|Henry Calvert, Senior Director Head of Network 2020|
Mobile technology’s effect on society will get dramatically more beneficial if we allow 5G’s abundant connectivity and intelligence to improve the world, argues Henry Calvert, Senior Director, Head of Network 2020, GSMA. Our challenge is to create the right conditions through global co-operation over standards.
While those in the industry know that empowering machines to communicate without human intervention can create a near-endless array of automated services, these benefits have to be communicated to the public. The term 5G should be associated with an era which delivers safer, more efficient and affordable transport networks and stronger connections. For example, better communications between patients and doctors could then raise public health standards all over the globe.
While previous generations of technology have help alleviate poverty in the developing world, the signature benefits in the 5G era may be far wider reaching.
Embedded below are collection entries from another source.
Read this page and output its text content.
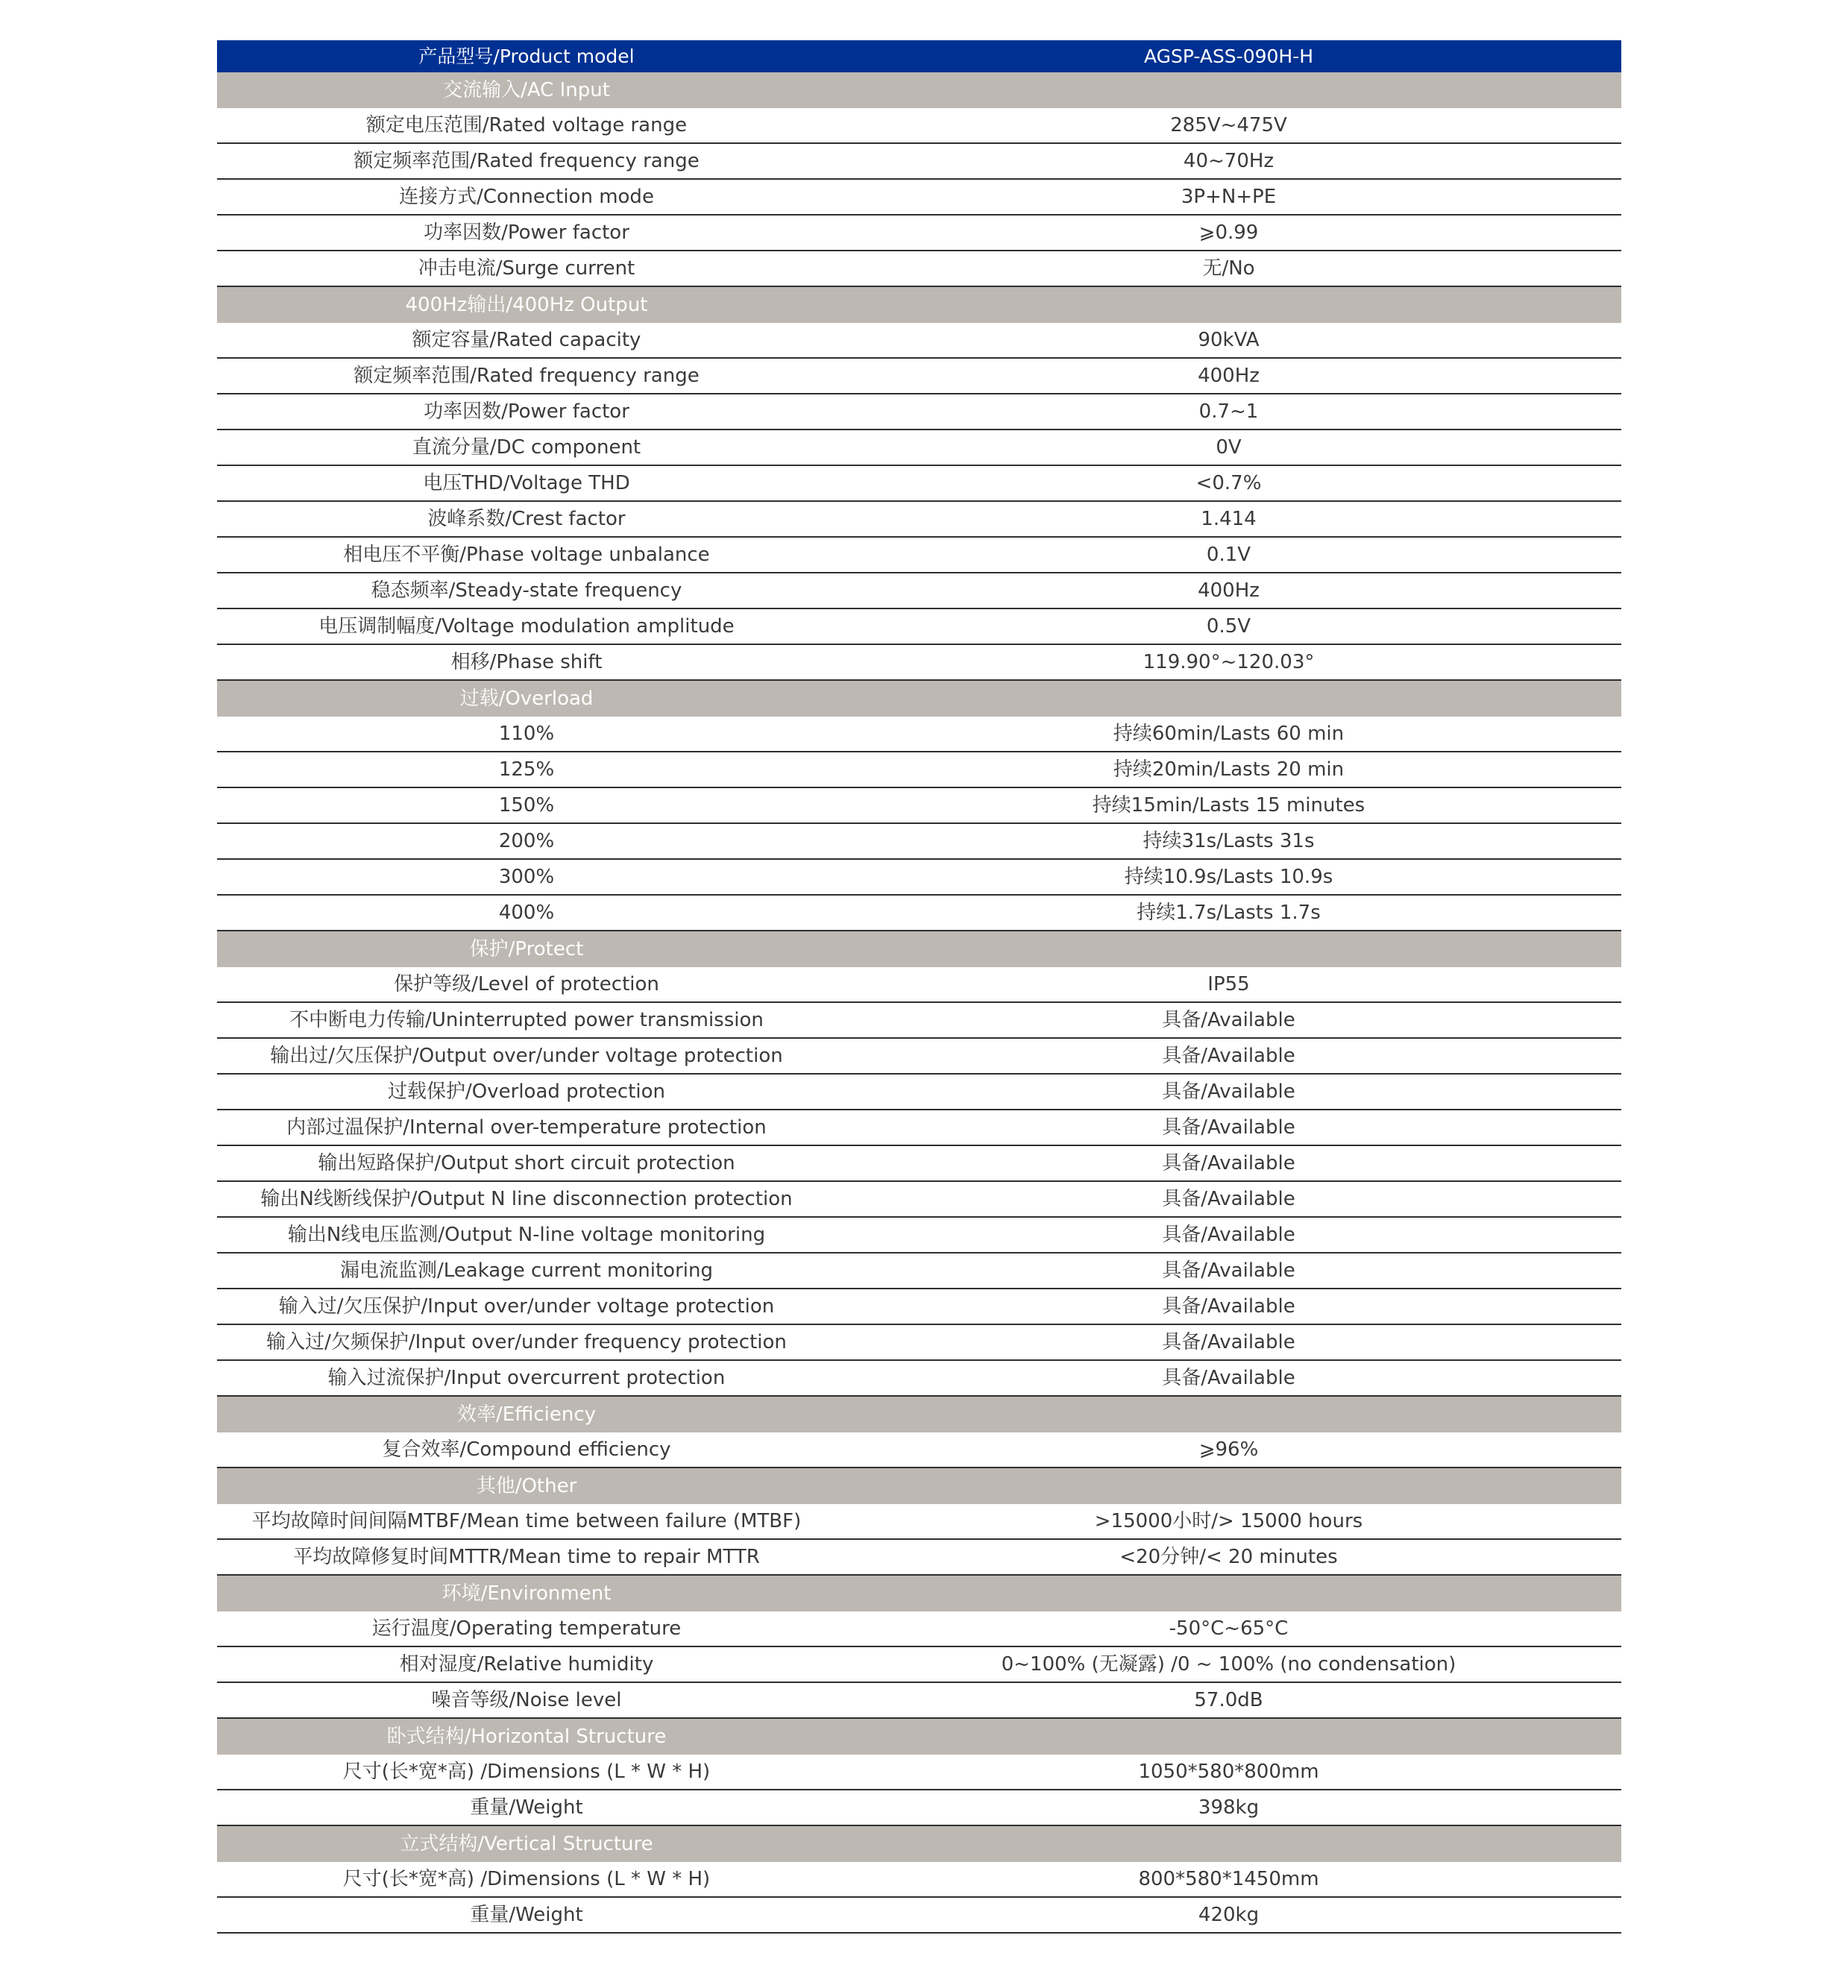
产品型号/Product model	AGSP-ASS-090H-H
交流输入/AC Input
额定电压范围/Rated voltage range	285V~475V
额定频率范围/Rated frequency range	40~70Hz
连接方式/Connection mode	3P+N+PE
功率因数/Power factor	⩾0.99
冲击电流/Surge current	无/No
400Hz输出/400Hz Output
额定容量/Rated capacity	90kVA
额定频率范围/Rated frequency range	400Hz
功率因数/Power factor	0.7~1
直流分量/DC component	0V
电压THD/Voltage THD	<0.7%
波峰系数/Crest factor	1.414
相电压不平衡/Phase voltage unbalance	0.1V
稳态频率/Steady-state frequency	400Hz
电压调制幅度/Voltage modulation amplitude	0.5V
相移/Phase shift	119.90°~120.03°
过载/Overload
110%	持续60min/Lasts 60 min
125%	持续20min/Lasts 20 min
150%	持续15min/Lasts 15 minutes
200%	持续31s/Lasts 31s
300%	持续10.9s/Lasts 10.9s
400%	持续1.7s/Lasts 1.7s
保护/Protect
保护等级/Level of protection	IP55
不中断电力传输/Uninterrupted power transmission	具备/Available
输出过/欠压保护/Output over/under voltage protection	具备/Available
过载保护/Overload protection	具备/Available
内部过温保护/Internal over-temperature protection	具备/Available
输出短路保护/Output short circuit protection	具备/Available
输出N线断线保护/Output N line disconnection protection	具备/Available
输出N线电压监测/Output N-line voltage monitoring	具备/Available
漏电流监测/Leakage current monitoring	具备/Available
输入过/欠压保护/Input over/under voltage protection	具备/Available
输入过/欠频保护/Input over/under frequency protection	具备/Available
输入过流保护/Input overcurrent protection	具备/Available
效率/Efficiency
复合效率/Compound efficiency	⩾96%
其他/Other
平均故障时间间隔MTBF/Mean time between failure (MTBF)	>15000小时/> 15000 hours
平均故障修复时间MTTR/Mean time to repair MTTR	<20分钟/< 20 minutes
环境/Environment
运行温度/Operating temperature	-50°C~65°C
相对湿度/Relative humidity	0~100% (无凝露) /0 ~ 100% (no condensation)
噪音等级/Noise level	57.0dB
卧式结构/Horizontal Structure
尺寸(长*宽*高) /Dimensions (L * W * H)	1050*580*800mm
重量/Weight	398kg
立式结构/Vertical Structure
尺寸(长*宽*高) /Dimensions (L * W * H)	800*580*1450mm
重量/Weight	420kg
Our report into the 5G era outlines why global cooperation is needed before 5G can deliver its immense benefits by digitising economies and societies.
There is a caveat. Each new service and seamless connection will eat into our finite spectrum resources. The preservation of this precious entity depends on global cooperation. The success of 5G also depends on the adoption of common global standards so that we can all benefit from 5G.
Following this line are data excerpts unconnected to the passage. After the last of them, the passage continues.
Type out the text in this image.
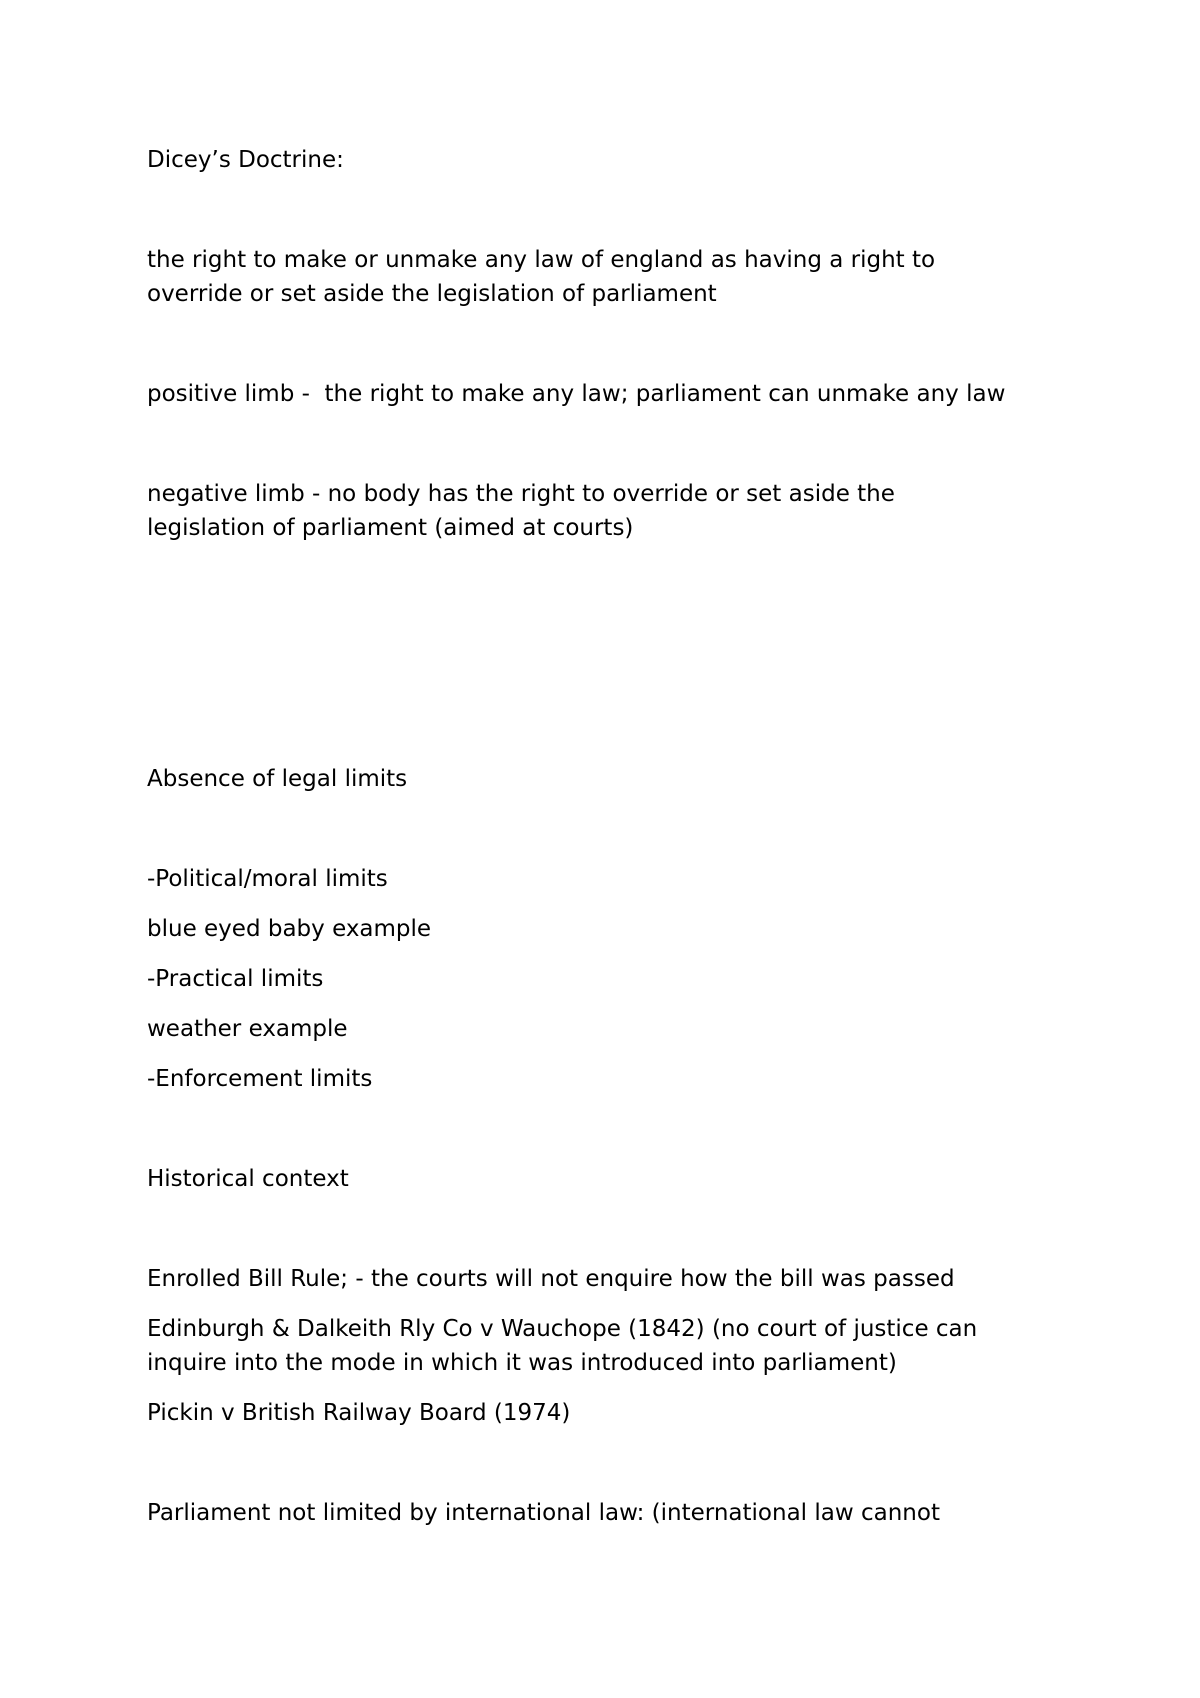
Dicey’s Doctrine:
the right to make or unmake any law of england as having a right to
override or set aside the legislation of parliament
positive limb -  the right to make any law; parliament can unmake any law
negative limb - no body has the right to override or set aside the
legislation of parliament (aimed at courts)
Absence of legal limits
-Political/moral limits
blue eyed baby example
-Practical limits
weather example
-Enforcement limits
Historical context
Enrolled Bill Rule; - the courts will not enquire how the bill was passed
Edinburgh & Dalkeith Rly Co v Wauchope (1842) (no court of justice can
inquire into the mode in which it was introduced into parliament)
Pickin v British Railway Board (1974)
Parliament not limited by international law: (international law cannot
The challenge – which involves a natural resource running out and the need for coordinated global efforts to save it – could provide an opportunity for the mobile industry to show the world how collaboration and unity of purpose can optimise all precious resources.
We worked with members and players across the ecosystem to help define the technologies, identify the spectrum bands and develop business models and policy to bring 5G to life. We identified five mobile industry goals for the 5G era:
1. Boundless connectivity for all
2. Innovative delivery of new networks with optimal economics
3. Accelerated connection and digital transformation of industry verticals
4. A transformed mobile broadband experience
5. Drive growth in new use cases for massive IoT and critical communications services
The mobile industry cannot achieve these goals without unifying around a common technology standard and a set of harmonised 5G spectrum bands. If the goals are achieved, the next job is to find new models for rolling out 5G cost-effectively and generating new revenues.
Initially 5G networks will complement the existing mobile broadband experience. New use cases, linked to massive IoT and critical communications, will follow as operators strike new seams of revenue in key verticals. The GSMA estimates that by 2025, 5G broadband connections will reach 1.1 billion – 12% of total mobile connections – giving operators revenues reaching $1.3 trillion.
All stakeholders need to recognise that benefits should be as universally enjoyed as possible, once rewards for investment and risk have been shared. The dream of a universal 5G could be realized as it is the first mobile technology to be developed within an achievable target of ubiquitous internet access. Currently 60% of the world’s population is covered by 4G networks and at the last count 2.5 billion people were enjoying 3G or 4G networks and services.
It is our view that boundless connectivity is dependent on the harmonised use of multi-access network infrastructure in three major scenarios of usage: indoors, outdoors in town or outdoors in the countryside. While the discipline is the same across all three, our report highlights how the equipment changes and the inherent compatibility challenges those changes create. Indoor 5G macro and small cells might run on low-frequency bands, high-frequency bands or fixed wireless access units. These must be just as integrated as the 5G RANs and low earth orbit satellites used to support the outdoor networks.
The report says 5G can scale rapidly if stakeholders meet five major challenges:
1. Making the business case
2. Managing the spectrum
3. Exploiting each technological improvement and breakthrough
4. Avoiding the fragmentation mistakes of previous generations
5. Judicious regulation
After consultation with 750 operator CEOs on their expectations and plans for the 5G era, interviews with 50 senior managers in the industry, discussions with telecoms financial analysts and engaging university research teams, we have released our 10 Insights For The 5G Era as part of this report. We believe that the 5G era could be the most fundamentally exciting era of connectivity yet – it is up to us all to show the leadership need to fulfill its immense potential.